Although he emerged as one of the alternative comedy crowd of the early eighties, doing his apprenticeship at the Comedy Store and on Friday Night Live, Nick Revell was never really an angry young man of comedy, more his thoughtful intellectual cousin. And now, quarter of a century later, it is that thoughtfulness which keeps him from being just another of the grumpy old men generation. He may be grumpy, but his concerns, for the most part, are by no means trite.
It was quite a surprise to me to see this elder statesman of the alternative scene in such a small room at such an early hour. But maybe today's audiences don't know their history so well, because while the comedy literate will be well aware of the huge influence he has had on British comedy, he has never been much of a one for pushing himself into the public eye, content to make his home in Radio 4 satire rather than BBC2 panel shows.
Revell begins by explaining the title, saying that the theme of the show is things that keep him awake at night. But like so many Fringe shows, it's a theme he almost entirely forgets about from the moment the words leave his lips. Apart from the occasional mention along the way, what the theme really is, is simply things that bug him. And we're not talking things like loud music or not getting a seat on the bus, Revell's concerns are of a serious bent, world politics, global warming and why the world seems to care more about the cult of celebrity than genocide in Darfur.
These are tricky subjects to tackle, but Revell does so with eloquence and intelligence, and while very little of his set is bust-a-gut funny, nonetheless he never loses your attention. And that attention is adequately rewarded by the few occasions when he does let loose with a killer punchline.
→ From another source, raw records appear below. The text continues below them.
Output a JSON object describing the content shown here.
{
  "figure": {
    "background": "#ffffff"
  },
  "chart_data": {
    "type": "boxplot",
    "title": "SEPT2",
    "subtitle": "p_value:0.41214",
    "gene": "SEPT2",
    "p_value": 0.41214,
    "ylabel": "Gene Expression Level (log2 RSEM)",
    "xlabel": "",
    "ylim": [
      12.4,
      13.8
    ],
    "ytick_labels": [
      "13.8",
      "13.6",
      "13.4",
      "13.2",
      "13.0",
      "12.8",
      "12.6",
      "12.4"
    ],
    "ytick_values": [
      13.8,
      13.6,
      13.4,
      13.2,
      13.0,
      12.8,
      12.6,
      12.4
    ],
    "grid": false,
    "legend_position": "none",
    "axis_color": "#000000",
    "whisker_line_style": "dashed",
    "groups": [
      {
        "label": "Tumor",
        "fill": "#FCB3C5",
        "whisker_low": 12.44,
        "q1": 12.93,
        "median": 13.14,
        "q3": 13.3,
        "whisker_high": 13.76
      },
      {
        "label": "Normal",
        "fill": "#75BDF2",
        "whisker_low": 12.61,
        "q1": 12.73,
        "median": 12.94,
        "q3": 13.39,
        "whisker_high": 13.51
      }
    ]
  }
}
So perhaps the early evening slot is a blessing after all. This is comedy that should not be viewed through the bleary eyes of excessive alcohol consumption, even thought that too is a topic covered along the way. This is smart and clever and you'll want your wits about you to appreciate it properly. So perhaps not a show to go to if you just want a bunch of giggles with your mates. But for the more discerning viewer, a thoroughly enjoyable experience nonetheless.